Rather, you should use your calculations from Step One to figure out how much THC you want in each serving. We’re assuming you’re using the entire batch of oil you made earlier. That 340mg THC cake can be cut into, say, eight slices. That leaves each slice with about 42mg THC. You can further split a single slice into roughly equal parts, say four more times, giving you about 10mg THC per piece of cake.
But remember! Every step of the cooking process adds more error to the entire thing. Heating the THC adds error. Transferring the oil from one bowl to another container adds error. Using a spoon adds error. Dipping your finger into the mix and tasting it adds error. Beating it adds error. Baking or cooking the oil into the food adds error. And partitioning adds error as well. All these little errors compound and ultimately add up to a mystery THC value.

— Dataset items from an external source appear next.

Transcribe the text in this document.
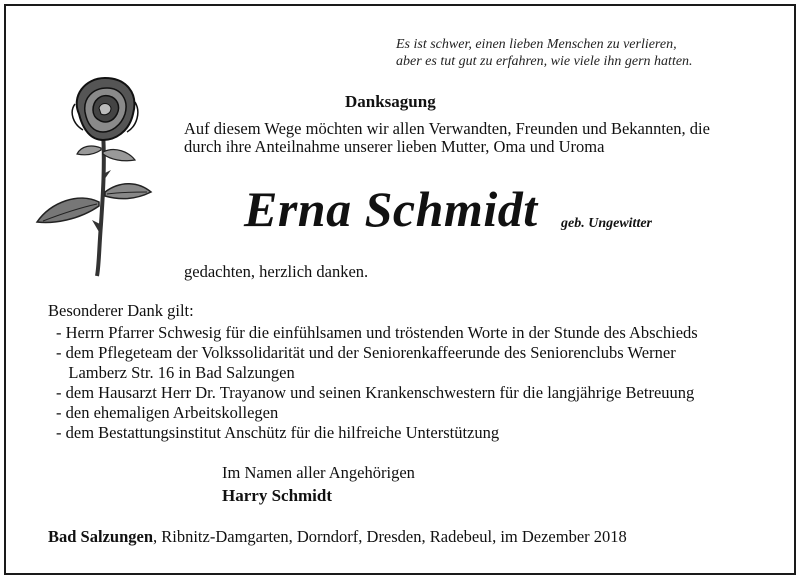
Es ist schwer, einen lieben Menschen zu verlieren,
aber es tut gut zu erfahren, wie viele ihn gern hatten.
Danksagung
Auf diesem Wege möchten wir allen Verwandten, Freunden und Bekannten, die
durch ihre Anteilnahme unserer lieben Mutter, Oma und Uroma
Erna Schmidt geb. Ungewitter
gedachten, herzlich danken.
Besonderer Dank gilt:
- Herrn Pfarrer Schwesig für die einfühlsamen und tröstenden Worte in der Stunde des Abschieds
- dem Pflegeteam der Volkssolidarität und der Seniorenkaffeerunde des Seniorenclubs Werner
Lamberz Str. 16 in Bad Salzungen
- dem Hausarzt Herr Dr. Trayanow und seinen Krankenschwestern für die langjährige Betreuung
- den ehemaligen Arbeitskollegen
- dem Bestattungsinstitut Anschütz für die hilfreiche Unterstützung
Im Namen aller Angehörigen
Harry Schmidt
Bad Salzungen, Ribnitz-Damgarten, Dorndorf, Dresden, Radebeul, im Dezember 2018
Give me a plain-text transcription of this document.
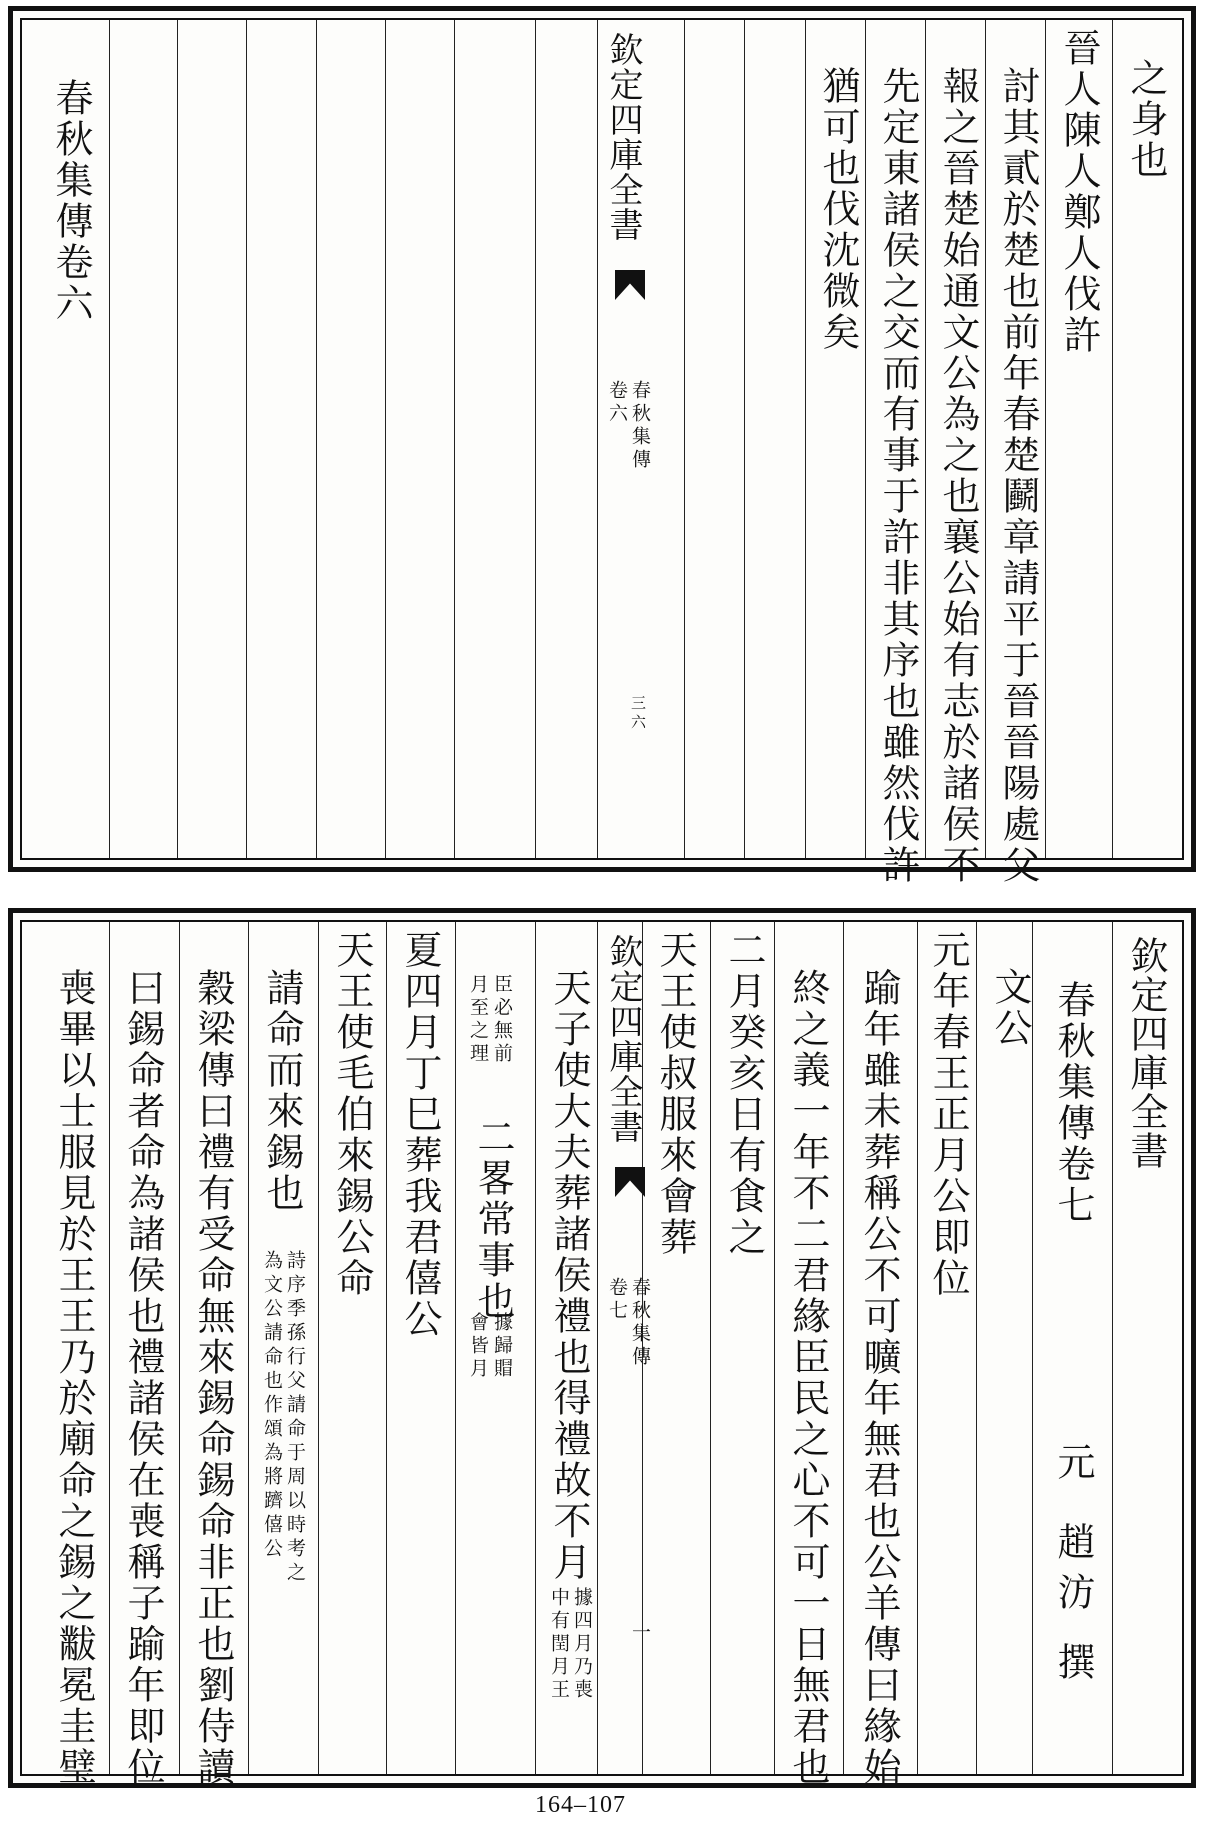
之身也
晉人陳人鄭人伐許
討其貳於楚也前年春楚鬬章請平于晉晉陽處父
報之晉楚始通文公為之也襄公始有志於諸侯不
先定東諸侯之交而有事于許非其序也雖然伐許
猶可也伐沈微矣
欽定四庫全書
春秋集傳
卷六
三六
春秋集傳卷六
欽定四庫全書
春秋集傳卷七
元
趙汸
撰
文公
元年春王正月公即位
踰年雖未葬稱公不可曠年無君也公羊傳曰緣始
終之義一年不二君緣臣民之心不可一日無君也
二月癸亥日有食之
天王使叔服來會葬
欽定四庫全書
春秋集傳
卷七
一
天子使大夫葬諸侯禮也得禮故不月
據四月乃喪
中有閏月王
臣必無前
月至之理
二畧常事也
據歸賵
會皆月
夏四月丁巳葬我君僖公
天王使毛伯來錫公命
請命而來錫也
詩序季孫行父請命于周以時考之
為文公請命也作頌為將躋僖公
穀梁傳曰禮有受命無來錫命錫命非正也劉侍讀
曰錫命者命為諸侯也禮諸侯在喪稱子踰年即位
喪畢以士服見於王王乃於廟命之錫之黻冕圭璧
164–107
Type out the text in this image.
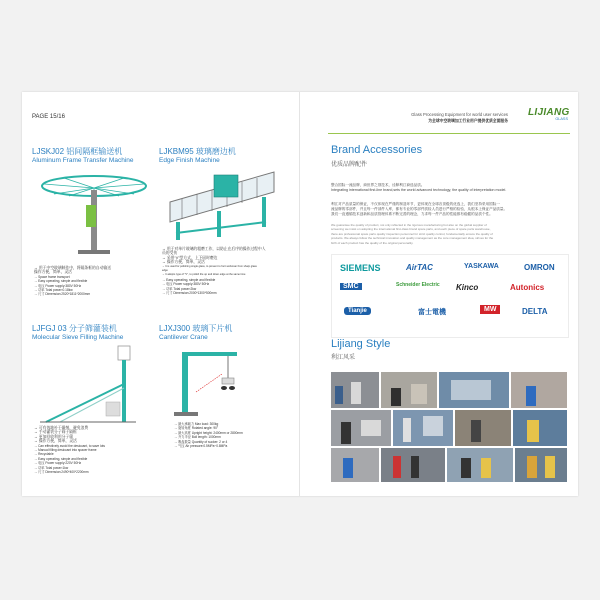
PAGE 15/16
LJSKJ02 铝间隔框输送机
Aluminum Frame Transfer Machine
→ 用于中空玻璃制作中，将隔条框的自动输送
操作方便，简单，灵活
→ Space frame transport
→ Easy operating, simple and flexible
→ 电压 Power supply:380V 50Hz
→ 功率 Total power:0.18kw
→ 尺寸 Dimension:2520*1811*2000mm
LJKBM95 玻璃磨边机
Edge Finish Machine
→ 用于对单片玻璃的粗磨工作，以防止在后序的操作过程中人
员的受伤
→ 采用“V”型方式，上下同时磨边
→ 操作方便，简单，灵活
→ It is used for polishing single glass, to prevent to hurt workman from sharp glass
edge
→ It adopts type of "V", to polish the up and down edge at the same time
→ Easy operating, simple and flexible
→ 电压 Power supply:380V 50Hz
→ 功率 Total power:2kw
→ 尺寸 Dimension:2000*1300*500mm
LJFGJ 03 分子筛灌装机
Molecular Sieve Filling Machine
→ 可有效地补干燥剂，避免浪费
→ 手动灌装分子筛于隔框
→ 更加回收利用分子筛
→ 操作方便，简单，灵活
→ Can effectively avoid the desiccant, to save lots
→ Manual filling desiccant into spacer frame
→ Recyclable
→ Easy operating, simple and flexible
→ 电压 Power supply:220V 50Hz
→ 功率 Total power:1kw
→ 尺寸 Dimension:2490*400*2200mm
LJXJ300 玻璃下片机
Cantilever Crane
→ 最大承载力 Max load: 300kg
→ 旋转角度 Rotated angle: 90°
→ 最大高度 Upright height: 2400mm or 2800mm
→ 升力半径 Boll length: 1000mm
→ 吸盘数量 Quantity of sucker: 2 or 4
→ 气压 Air pressure:0.5MPa~0.8MPa
Glass Processing Equipment for world user services
为全球中空玻璃加工行业用户提供优质全面服务
LIJIANG
GLASS
Brand Accessories
优质品牌配件
整合国际一流品牌，商世界之领技术，诠释利江商选品质。
Integrating international first-line brand,sets the world advanced technology, the quality of interpretation model.
利江对产品质量的保证，不仅体现在严谨的制造环节，更体现在全球各顶级的优选上，我们坚持采用国际一
流品牌的零部件，并且每一件部件入库，都有专业的零部件质检人员进行严格的检验，从根本上保证产品质量。
我们一直遵循技术创新和品质管理体系不断完善的理念，力求每一件产品的性能都有稳健的品质个性。
We guarantee the quality of product, not only reflected in the rigorous manufacturing but also on the global supplier of
screening we insist on adopting the international first-class brand spare parts, and each piece of spare parts warehouse,
there are professional spare parts quality inspection personnel for strict quality control, fundamentally ensure the quality of
products. We always follow the technical innovation and quality management as the core management idea, strives for the
birth of each product has the quality of the original personality.
SIEMENS	AirTAC	YASKAWA	OMRON
SMC	Schneider Electric Kinco	Autonics
Tianjie	富士電機	MW	DELTA
Lijiang Style
利江风采
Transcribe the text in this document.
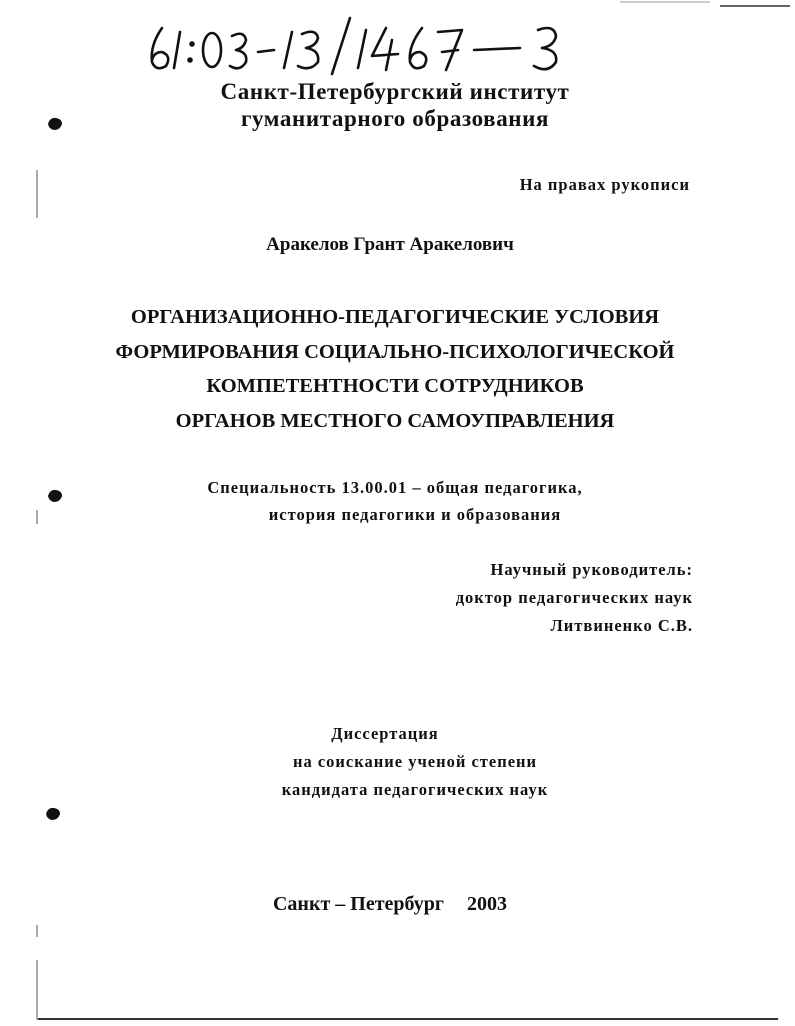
Санкт-Петербургский институт
гуманитарного образования
На правах рукописи
Аракелов Грант Аракелович
ОРГАНИЗАЦИОННО-ПЕДАГОГИЧЕСКИЕ УСЛОВИЯ
ФОРМИРОВАНИЯ СОЦИАЛЬНО-ПСИХОЛОГИЧЕСКОЙ
КОМПЕТЕНТНОСТИ СОТРУДНИКОВ
ОРГАНОВ МЕСТНОГО САМОУПРАВЛЕНИЯ
Специальность 13.00.01 – общая педагогика,
история педагогики и образования
Научный руководитель:
доктор педагогических наук
Литвиненко С.В.
Диссертация
на соискание ученой степени
кандидата педагогических наук
Санкт – Петербург 2003
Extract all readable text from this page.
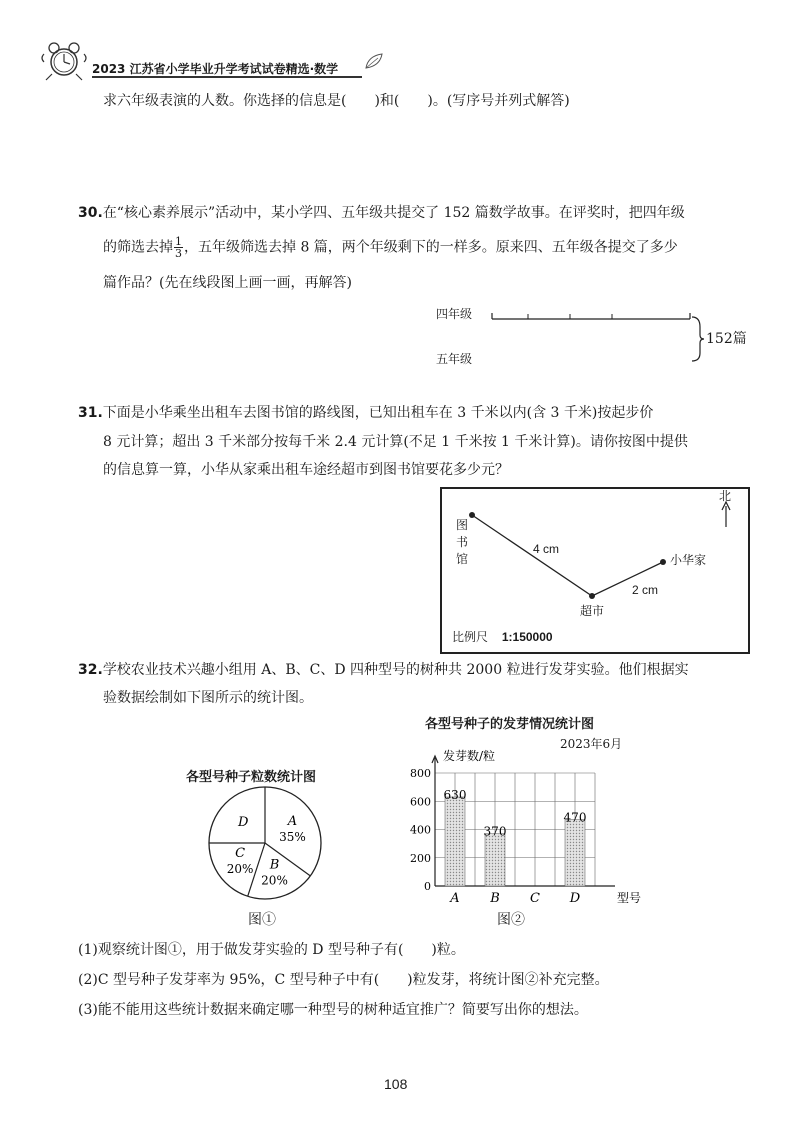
2023 江苏省小学毕业升学考试试卷精选·数学
求六年级表演的人数。你选择的信息是(　　)和(　　)。(写序号并列式解答)
30.在“核心素养展示”活动中，某小学四、五年级共提交了 152 篇数学故事。在评奖时，把四年级
的筛选去掉 $\frac{1}{3}$ ，五年级筛选去掉 8 篇，两个年级剩下的一样多。原来四、五年级各提交了多少
篇作品？(先在线段图上画一画，再解答)
四年级
五年级
152篇
31.下面是小华乘坐出租车去图书馆的路线图，已知出租车在 3 千米以内(含 3 千米)按起步价
8 元计算；超出 3 千米部分按每千米 2.4 元计算(不足 1 千米按 1 千米计算)。请你按图中提供
的信息算一算，小华从家乘出租车途经超市到图书馆要花多少元？
图书馆
超市
小华家
4 cm
2 cm
北
比例尺 1:150000
32.学校农业技术兴趣小组用 A、B、C、D 四种型号的树种共 2000 粒进行发芽实验。他们根据实
验数据绘制如下图所示的统计图。
各型号种子粒数统计图
A
35%
B
20%
C
20%
D
图①
各型号种子的发芽情况统计图
2023年6月
0
200
400
600
800
发芽数/粒
型号
630
A
370
B C
470
D
图②
(1)观察统计图①，用于做发芽实验的 D 型号种子有(　　)粒。
(2)C 型号种子发芽率为 95%，C 型号种子中有(　　)粒发芽，将统计图②补充完整。
(3)能不能用这些统计数据来确定哪一种型号的树种适宜推广？简要写出你的想法。
108
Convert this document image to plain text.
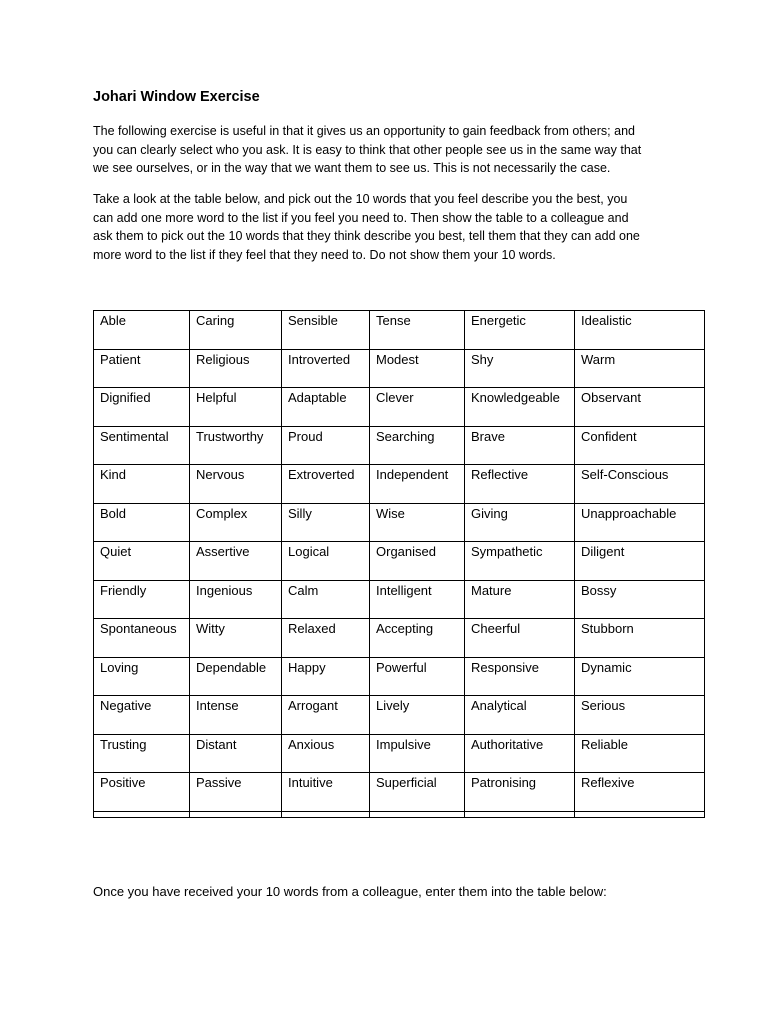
Johari Window Exercise
The following exercise is useful in that it gives us an opportunity to gain feedback from others; and
you can clearly select who you ask. It is easy to think that other people see us in the same way that
we see ourselves, or in the way that we want them to see us. This is not necessarily the case.
Take a look at the table below, and pick out the 10 words that you feel describe you the best, you
can add one more word to the list if you feel you need to. Then show the table to a colleague and
ask them to pick out the 10 words that they think describe you best, tell them that they can add one
more word to the list if they feel that they need to. Do not show them your 10 words.
Able	Caring	Sensible	Tense	Energetic	Idealistic
Patient	Religious	Introverted	Modest	Shy	Warm
Dignified	Helpful	Adaptable	Clever	Knowledgeable	Observant
Sentimental	Trustworthy	Proud	Searching	Brave	Confident
Kind	Nervous	Extroverted	Independent	Reflective	Self-Conscious
Bold	Complex	Silly	Wise	Giving	Unapproachable
Quiet	Assertive	Logical	Organised	Sympathetic	Diligent
Friendly	Ingenious	Calm	Intelligent	Mature	Bossy
Spontaneous	Witty	Relaxed	Accepting	Cheerful	Stubborn
Loving	Dependable	Happy	Powerful	Responsive	Dynamic
Negative	Intense	Arrogant	Lively	Analytical	Serious
Trusting	Distant	Anxious	Impulsive	Authoritative	Reliable
Positive	Passive	Intuitive	Superficial	Patronising	Reflexive

Once you have received your 10 words from a colleague, enter them into the table below:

Without lab testing your ingredients every step of the way, you really have no idea how much THC you’ve got in a single serving. Ever. This is why buying edibles from a dispensary is much, much more reliable than making them at home.
Step Six: Know Your Limits and Your Needs
This final step requires that you already have some idea of how much THC you can handle. I know some people who can eat 1000mg THC in a single sitting and never feel a thing. I know others who will consume 5mg THC and lose their danged minds.
We all react differently to cannabis, so it’s no different with edibles. In fact, edibles can be surprisingly potent even to heavy smokers, so dine accordingly.
All-in-all, when you make edibles at home, you’ve turned yourself into a guinea pig. There are so many variables that factor in to what you’ll end up with that it’s practically impossible to calculate it based on whatever (and likely inaccurate) THC percentage is reported on your flower label.
Some of you may prefer it that way. Heck, it’s how our ancestors prepared cannabis, and it’s not like you can die from it, right?